Objective: Rheumatoid arthritis (RA) is a chronic and disabling disease frequently leading to physical and psychological dependence, with considerable economic consequences. The aim of our study was to perform a cost-of-illness analysis for RA according to the four different levels of functional RA severity.
Methods: Direct costs (hospitalisations, treatments, diagnostics and the non-medical costs), indirect costs (productivity losses and informal care), and intangible costs (deterioration in the quality of life of patients, their families and friends assessed by the Medical Outcome Survey Short Form and the Stanford Health Assessment Questionnaire) were measured in 200 RA patients.
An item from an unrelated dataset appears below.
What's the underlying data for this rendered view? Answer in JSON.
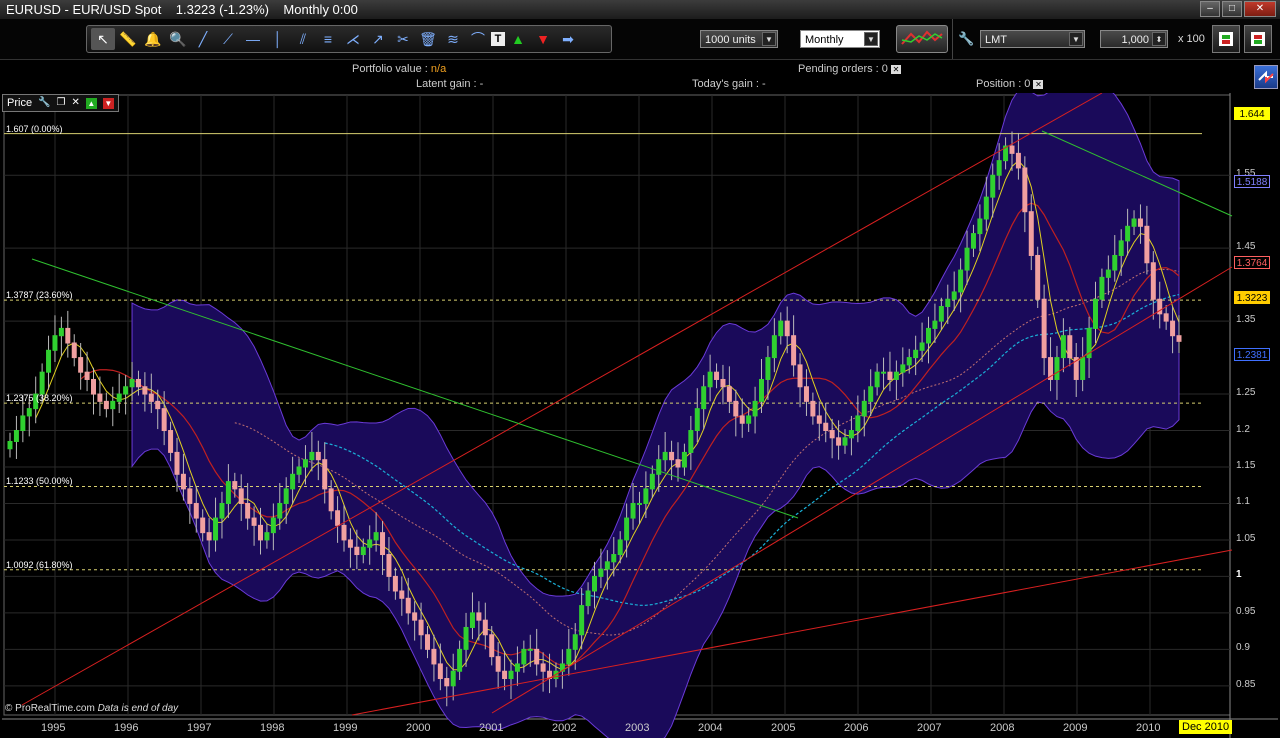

Results: The social costs--direct plus indirect costs--increased as RA worsened. The direct costs increase very significantly (p < 0.0005) among the four functional classes (respectively Euro 1643.4 - 2910.2 - 4236.5 - 5696.8), likewise the indirect costs (respectively Euro 2704.9 - 9566.4 - 12183.1 - 17249.2). Moreover social costs, analysed independently from the functional classes, are significantly higher in patients with other concomitant diseases. As far as the intangible costs are concerned, for all the areas explored by the scales used, the high impact of RA on the quality of life of RA patients was markedly evident. Female gender and co-morbidity are associated with higher costs.
Conclusions: In Italy, the indirect costs account for the highest cost for management of RA patients. Considering that costs increase with RA progression, the patients who show a rapid evolution of the functional damages should be identified early based on risk indicators.